Unhealthy food-- too often, dinner gets served without a vegetable.
Too healthy food-- the kids tell me they don't want to have their friends over because we have "nothing good to eat".
I don't pay enough attention-- I sat on my iPad today for two hours instead of playing with my 10-year-old daughter. Or talking to her. Or listening to her...
I pay too much attention-- I get involved in things my kids should be able to resolve for themselves, I step in and correct behavior too much, I remind them (aka: nagging) too much
I correct them too much-- I'm a stickler for grammer, spelling and pronunciation. I also have things I simply will not tolerate: name calling, physical violence, indoor screaming, laziness...
I don't correct them enough-- I know there are folks who hear my kids (especially my 3 teenage sons) use words like "sucks" or "crap" or "frickin'" and would think I shouldn't let them use such words. I agree... I'm a bad mom.
I make them do too many chores-- I have it on good authority (my kids') that they have WAY more chores than anyone they know. They have to do too much. It's horrible. I'm ruining their childhoods.
I don't have them do enough chores-- I also have it on good authority (same source) that our house is too embarrassingly messy to have friends over. Our house isn't gross, by the way, but it IS cluttered and carpet-stained. I never claimed to be Martha Stewart.
I'm not home enough-- I work full time (during the school year), and I'm not here to bake cookies and vacuum floors and organize the pantry and do the shopping or laundry. I try to be here when the kids are home, though. Frequently, however, I'm required to take people places and attend a myriad of activities, performances, etc., so I'm gone a lot. I'm also tired most of the time that I'm with them. Sadly.
I'm around too much-- When I'm here, the kids don't get as many hours of video games, they actually are required to DO their chores before the games begin, my daughter is consistently reminded not to chew on her hair, people aren't allowed to just drop their belongings any old place, and dishes are required to be put in the sink... what a nag I am...

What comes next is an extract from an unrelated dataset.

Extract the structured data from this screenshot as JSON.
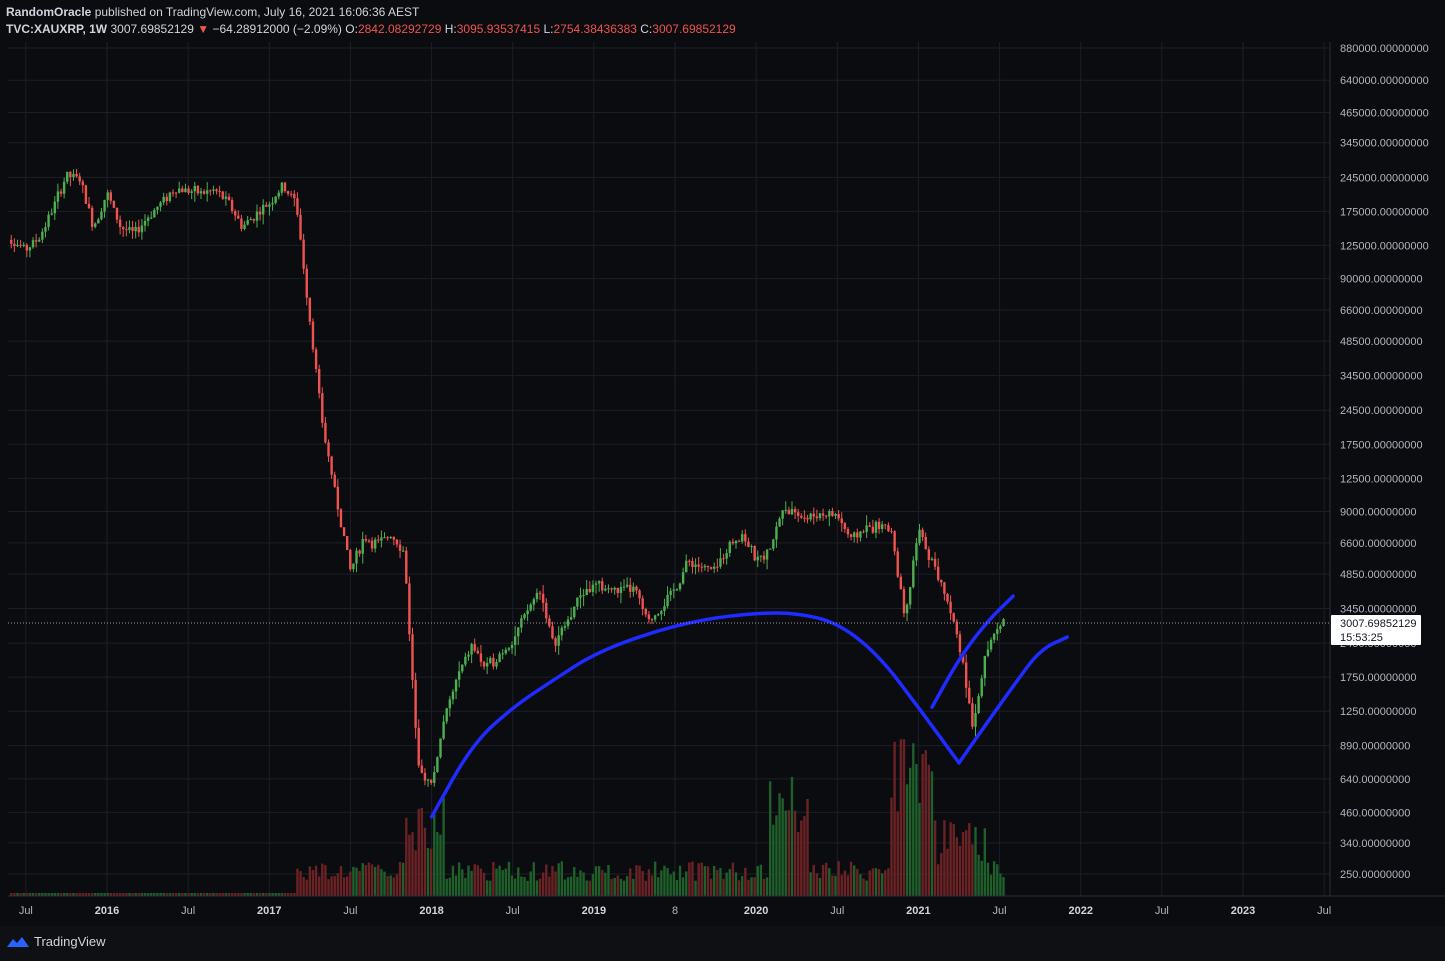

DUTY-- This is a biggie. I truly, deeply, sincerely believe that if a woman is blessed with motherhood, that (in parallel alignment with being a wife) becomes her highest calling, her most sacred duty, and her primary responsibility. Also because of some history with my own mother choosing to turn away from this duty, I have an inflated, fantasty-ish sense of what a "good" mother is. And I'm constantly guilt-ridden over not living up to my imagined sky-high standard of what I should be. I think I'm a good mom, but...
I'm too serious
I don't exercise (bad example)
I watch too much TV/Movies
I eat junk food. I have a terrible sweet tooth.
I'm VERY forgetful
There are, of course, many other reasons parents feel guilty. I just wanted to say, if you're feeling guilty:
YOU'RE NOT ALONE.We all feel it.
Also, you're probably not as bad as you think.
Things you're probably doing RIGHT:
- Kids are fed, clothed and clean. Mostly.
- Kids have a safe, secure place to live.
- Kids KNOW their mom/dad love them. Beyond a doubt.
- Kids talk to parents because parents listen.
- Kids get along together, most of the time.
- No one in the house is allowed to bully another-- parents don't pick on kids, kids don't pick on each other, etc.
- Kids don't get "in trouble" for accidents
- Parents don't use violence or yell frequently
- Kids smile and laugh a lot
- Parents smile and laugh a lot
- Kids are given responsibilities and behavioral expectations
- Kids are free to express fear, sadness, or worry
- Kids are allowed to explore their OWN interests-- sports, music, mechanical aptitude, whatever, independent from their parents' favorite things
Sometimes, I suppose, I'm blinded by my own imperfections and assume that because I'm imperfect, I'm screwing up my kids and their futures are ruined.
The truth is, they're people, too. They will make their own bad and good decisions. They will have misery, happiness, frustration, sadness, joy, disappointment and triumph. All on their own. If I've taught them how to handle the bad times well, I suppose I've done my job.
So do the best you can. And if you think something wasn't up to your best, apologize, make a change and try again.
THAT'S one of the best things we can teach our kids, right?